Two properties influence whether the transcription factor recognizes its target more by shape readout or more by base readout. One is length. The shorter the sequence the more amenable it is to recognition by shape alone. Most sequences targeted by transcription factors number only in the dozens of bases in length. A sequence 100 bases long would be almost impossible to recognize strictly by its shape. The longer the target pattern, the more likely it can be identified only by its sequence.

The other character is prevalence. A sequence commonly found within the cell and across species in evolutionary time is more likely to be recognized by shape.

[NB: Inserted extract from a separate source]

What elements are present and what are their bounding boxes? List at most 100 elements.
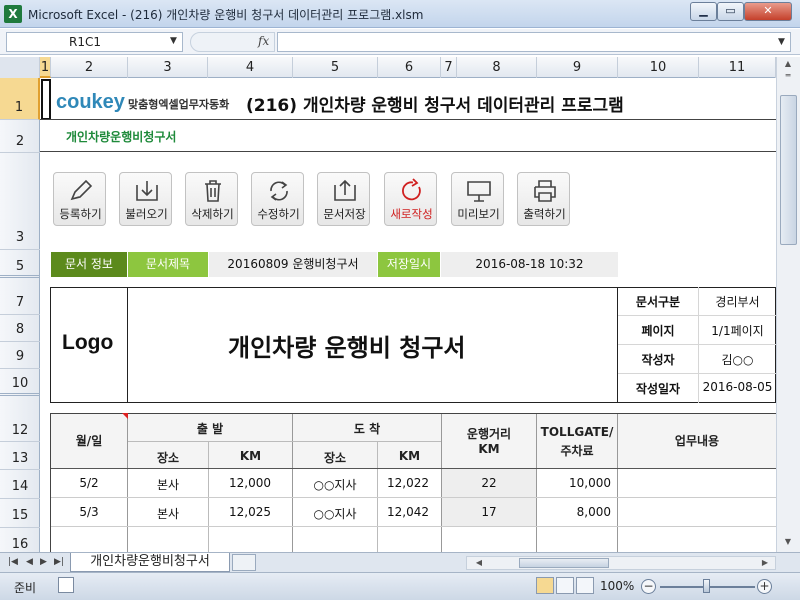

Most DNA snippets targeted by transcription factors are in widespread use in the cell and have been conserved throughout the history of life. These are the consensus sequences, the closed-class deictic field of the cell. “Evolutionary processes would typically prefer careful perception to complex cognition,” write Rob Withagen and Anthony Chemero.39 Shape readout requires careful perception, base readout complex cognition. As with the yellow highlighter, shape readout is faster and more reliable.

This is also true of natural language. The ten most common verbs in English are irregular (be, have, do, go, say, can, will, see, take, get). Irregularity is linguistic shape readout and regularity is base readout. There are no uncommon irregular verbs; the pressure to regularize, to evolve from shape readout to base readout, is too intense. In fact, this pressure appears lawful: “Irregular verbs regularize at a rate that is inversely proportional to the square root of their usage frequency,” write computational biologist Erez Lieberman-Aiden and colleagues.40

Successful regulation depends on allosteric enzymes like transcription factors recognizing specific short sequences within much longer sequences. It is not always clear whether recognition is constrained by the physical shape of the sequence or by the order of bases. But it is clear that this kind of random access is only reliable when the overall sequence structure is stable, like a written text or a DNA molecule.